Tragedy has once again fallen upon our great state,” said state Rep. Paul Wesselhoft, R-Moore.
In a statement sent to CapitolBeatOK after passage of S.B. 249 on March 23 (Thursday), Wesselhoft said, Communities have been destroyed and lives have been ended, all too soon. The world has been watching and Oklahoma and has proven that we are a brave people able to unite and rise above this challenging time. I give my thanks to my fellow lawmakers for their votes.”
Commissioner of Insurance John Doak said this week the damage in Moore could be more than $2 billion. Whether that is borne out, analysts believe the sum will be greater than the $1 billion+ from the May 3, 1999 tornado in more or less the same part of the metropolitan area.
Estimates on the number of buildings destroyed or rendered unusable vary, but the number of homes alone might reach 13,000. Through early on May 23, 4,000 home and automobile insurance claims had been filed, Doak’s office estimated.
“The devastation that has fallen upon my district and this state is indescribable,” said state Rep. Mark McBride, R-Moore, in comments sent to CapitolBeatOK. “Oklahomans are facing a great hardship and the road to recovery will be long. I applaud my fellow lawmakers for their united compassion.”
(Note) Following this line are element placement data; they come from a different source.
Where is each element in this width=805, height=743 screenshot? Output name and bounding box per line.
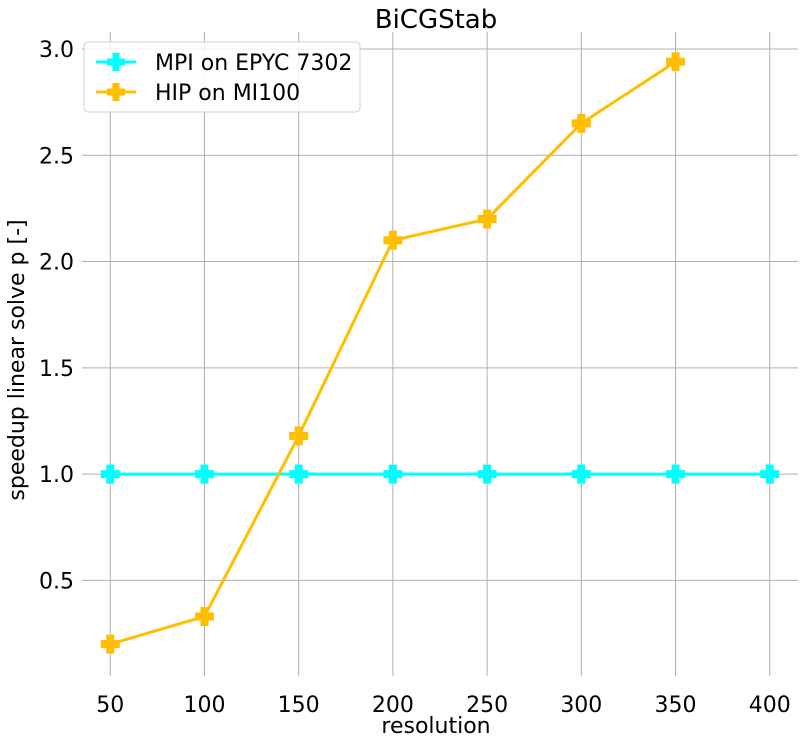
x-tick-label: 300 [560,693,602,718]
legend: MPI on EPYC 7302 HIP on MI100 [83,41,361,113]
y-tick-label: 1.0 [39,463,74,488]
series-1 [100,464,780,484]
data-point [383,464,403,484]
legend-marker [107,83,125,101]
data-point [194,606,214,626]
data-point [383,230,403,250]
x-tick-label: 200 [372,693,414,718]
y-tick-label: 0.5 [39,569,74,594]
grid [82,32,798,676]
data-point [477,464,497,484]
legend-item: MPI on EPYC 7302 [96,51,352,76]
x-axis-label: resolution [381,714,490,739]
legend-label: HIP on MI100 [155,81,300,106]
x-tick-label: 100 [183,693,225,718]
y-tick-label: 2.0 [39,251,74,276]
data-point [666,464,686,484]
x-tick-label: 150 [278,693,320,718]
tick-labels: 50 100 150 200 250 300 350 400 0.5 1.0 1.5 2.0 2.5 3.… [39,38,791,718]
data-point [194,464,214,484]
series-2 [100,52,686,654]
data-point [289,426,309,446]
y-tick-label: 2.5 [39,144,74,169]
y-tick-label: 1.5 [39,357,74,382]
legend-label: MPI on EPYC 7302 [155,51,352,76]
legend-item: HIP on MI100 [96,81,300,106]
data-point [100,464,120,484]
data-point [100,634,120,654]
data-point [571,464,591,484]
series [100,52,780,654]
chart-title: BiCGStab [375,5,498,35]
legend-box [83,41,361,113]
y-tick-label: 3.0 [39,38,74,63]
data-point [477,209,497,229]
y-axis-label: speedup linear solve p [-] [5,219,30,500]
x-tick-label: 250 [466,693,508,718]
data-point [760,464,780,484]
x-tick-label: 400 [749,693,791,718]
data-point [289,464,309,484]
x-tick-label: 50 [96,693,124,718]
x-tick-label: 350 [655,693,697,718]
data-point [666,52,686,72]
legend-marker [107,53,125,71]
data-point [571,113,591,133]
The House author of S.B. 249, Jason Nelson, R-Oklahoma City, commented, “The people of Oklahoma have placed their trust in us as elected officials. With that trust comes the responsibility to do what is right. By opening our hearts and through God’s guidance, I believe this chamber’s unanimous passage of this measure reinforces our commitment to the people of this state. This legislature is united. We are Oklahomans.”
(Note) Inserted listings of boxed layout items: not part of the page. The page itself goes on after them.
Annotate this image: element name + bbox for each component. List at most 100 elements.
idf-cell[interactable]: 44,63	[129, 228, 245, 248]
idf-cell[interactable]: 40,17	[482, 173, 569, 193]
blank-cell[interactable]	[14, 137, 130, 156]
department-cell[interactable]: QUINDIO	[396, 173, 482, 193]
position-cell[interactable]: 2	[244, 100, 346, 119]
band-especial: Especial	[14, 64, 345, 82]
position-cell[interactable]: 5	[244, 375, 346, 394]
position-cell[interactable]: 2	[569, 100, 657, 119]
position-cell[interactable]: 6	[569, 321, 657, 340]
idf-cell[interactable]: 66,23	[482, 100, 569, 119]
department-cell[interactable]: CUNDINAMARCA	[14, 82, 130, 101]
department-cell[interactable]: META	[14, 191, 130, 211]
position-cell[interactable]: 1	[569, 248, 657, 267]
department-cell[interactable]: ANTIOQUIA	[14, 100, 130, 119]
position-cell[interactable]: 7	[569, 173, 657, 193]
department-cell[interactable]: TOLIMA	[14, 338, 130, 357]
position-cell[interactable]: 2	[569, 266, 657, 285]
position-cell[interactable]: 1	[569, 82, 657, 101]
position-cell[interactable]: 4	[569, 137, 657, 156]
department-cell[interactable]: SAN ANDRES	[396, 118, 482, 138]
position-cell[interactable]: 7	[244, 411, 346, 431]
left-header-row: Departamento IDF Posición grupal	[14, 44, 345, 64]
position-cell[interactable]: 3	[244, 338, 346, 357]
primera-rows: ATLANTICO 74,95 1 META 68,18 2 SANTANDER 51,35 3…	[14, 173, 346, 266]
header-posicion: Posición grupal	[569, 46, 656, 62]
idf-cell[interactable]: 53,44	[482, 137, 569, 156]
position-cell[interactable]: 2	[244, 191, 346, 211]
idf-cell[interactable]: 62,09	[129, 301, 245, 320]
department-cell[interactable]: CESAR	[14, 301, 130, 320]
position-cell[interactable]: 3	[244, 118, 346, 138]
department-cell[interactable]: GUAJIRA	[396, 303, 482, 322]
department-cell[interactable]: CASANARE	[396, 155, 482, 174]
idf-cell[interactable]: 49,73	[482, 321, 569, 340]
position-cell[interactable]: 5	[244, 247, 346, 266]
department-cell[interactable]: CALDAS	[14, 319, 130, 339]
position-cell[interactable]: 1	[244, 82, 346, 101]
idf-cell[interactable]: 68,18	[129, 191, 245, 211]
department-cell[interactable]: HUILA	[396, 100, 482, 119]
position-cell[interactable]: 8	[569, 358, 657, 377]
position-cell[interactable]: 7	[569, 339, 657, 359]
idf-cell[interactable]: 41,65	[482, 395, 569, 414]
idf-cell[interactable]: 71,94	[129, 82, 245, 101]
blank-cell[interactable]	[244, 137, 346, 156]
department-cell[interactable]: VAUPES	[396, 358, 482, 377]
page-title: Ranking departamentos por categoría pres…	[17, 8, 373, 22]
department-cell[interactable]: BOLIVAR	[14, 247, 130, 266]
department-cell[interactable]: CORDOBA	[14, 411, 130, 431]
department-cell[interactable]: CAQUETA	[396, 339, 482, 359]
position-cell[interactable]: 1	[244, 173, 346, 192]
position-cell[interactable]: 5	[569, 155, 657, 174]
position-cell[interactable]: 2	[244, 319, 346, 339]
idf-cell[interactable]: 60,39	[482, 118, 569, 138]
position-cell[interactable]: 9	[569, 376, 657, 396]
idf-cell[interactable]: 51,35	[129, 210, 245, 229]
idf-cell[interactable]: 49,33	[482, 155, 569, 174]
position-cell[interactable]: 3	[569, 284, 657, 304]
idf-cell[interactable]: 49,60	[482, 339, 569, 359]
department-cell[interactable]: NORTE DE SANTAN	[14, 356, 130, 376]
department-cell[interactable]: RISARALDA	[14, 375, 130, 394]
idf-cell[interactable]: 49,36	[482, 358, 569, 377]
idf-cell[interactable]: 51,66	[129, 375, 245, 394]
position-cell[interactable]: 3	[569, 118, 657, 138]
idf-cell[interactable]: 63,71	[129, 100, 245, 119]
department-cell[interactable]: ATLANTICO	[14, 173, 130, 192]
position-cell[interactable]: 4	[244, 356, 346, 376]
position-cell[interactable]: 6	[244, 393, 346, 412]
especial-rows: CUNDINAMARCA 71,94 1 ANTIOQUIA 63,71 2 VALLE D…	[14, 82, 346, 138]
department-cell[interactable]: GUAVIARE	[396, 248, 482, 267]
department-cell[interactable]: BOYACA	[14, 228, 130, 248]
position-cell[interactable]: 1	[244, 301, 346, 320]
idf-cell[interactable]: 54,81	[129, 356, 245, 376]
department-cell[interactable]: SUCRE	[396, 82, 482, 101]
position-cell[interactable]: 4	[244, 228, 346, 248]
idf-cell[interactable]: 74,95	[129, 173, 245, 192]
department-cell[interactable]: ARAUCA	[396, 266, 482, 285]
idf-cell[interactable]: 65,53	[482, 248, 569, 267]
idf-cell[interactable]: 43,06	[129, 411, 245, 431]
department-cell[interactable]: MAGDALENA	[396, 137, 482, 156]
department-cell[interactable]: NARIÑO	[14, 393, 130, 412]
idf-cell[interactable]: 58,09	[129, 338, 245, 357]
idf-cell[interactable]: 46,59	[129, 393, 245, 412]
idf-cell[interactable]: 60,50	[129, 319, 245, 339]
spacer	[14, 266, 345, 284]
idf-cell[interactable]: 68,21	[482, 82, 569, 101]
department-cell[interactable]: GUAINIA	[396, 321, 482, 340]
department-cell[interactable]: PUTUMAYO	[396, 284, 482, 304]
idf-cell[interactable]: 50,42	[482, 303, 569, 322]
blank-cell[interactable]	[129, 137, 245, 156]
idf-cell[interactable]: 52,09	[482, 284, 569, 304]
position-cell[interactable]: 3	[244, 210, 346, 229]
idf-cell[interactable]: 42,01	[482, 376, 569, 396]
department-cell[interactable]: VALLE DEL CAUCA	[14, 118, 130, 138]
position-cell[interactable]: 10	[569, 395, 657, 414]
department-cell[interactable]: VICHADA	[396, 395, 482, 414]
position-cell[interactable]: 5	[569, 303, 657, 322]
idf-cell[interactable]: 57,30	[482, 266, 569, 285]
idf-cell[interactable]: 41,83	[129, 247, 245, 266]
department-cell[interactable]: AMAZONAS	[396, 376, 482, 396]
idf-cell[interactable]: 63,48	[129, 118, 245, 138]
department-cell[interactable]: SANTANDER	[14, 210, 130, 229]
Senate sponsor of S.B. 249 was Anthony Sykes, R-Moore. He told colleagues the legislation allowing access to “these emergency funds” was critical. Sykes advocated for the measure before it sailed to 45-0 approval on Wednesday (May 22).
Senate President Pro Temp Brian Bingman, R-Sapulpa, deemed the measure “a small but appropriate step to support our communities.”
Sen. Sean Burrage, D-Claremore, minority leader in the upper chamber, said accessing the fund was “the least we can do to assist our fellow Oklahomans, and I hope this is only the first step we take as a legislature to help those whose lives have been impacted by this tragedy.”
Gov. Mary Fallin, who supported using money from the reserve for storm response, is expected to sign the legislation.
SB 249 will now go to the desk of Gov. Mary Fallin, who seems likely to sign it within a few hours.
Tuesday, Speaker of the House T.W. Shannon, R-Lawton, had announced House Republicans would support tapping the fund to finance the state’s part in tornado relief.
Some Republicans – with a unanimous Democratic caucus in agreement – have also referenced the tornado response in pressing anew for a pay hike for Oklahoma’s Highway Patrol Troopers.
Last month, the Senate unanimously approved a pay hike. In the lower chamber Speaker Shannon moved this week to co-sponsor that pay raise measure, House Bill 2145, with state Rep. Jeff Hickman, R-Fairview.
Shannon praised law enforcement personnel “who are on the frontlines tirelessly working to save the people of this great state.”
House Minority Leader Scott Inman, D-Del City, backed use of the Rainy Day Fund for tornado relief, and also pressed Republicans to support a pay hike for Troopers. With the Legislature hoping to adjourn tomorrow (a week before the constitutional deadline of the last Friday in May), a trooper pay hike might not pass this year.
Previously, Gov. Fallin has said she prefers waiting for completion of a state employee compensation study before enacting any pay hikes. Public employee associations decry there have been no pay increases since before the start of the Great Recession in 2008.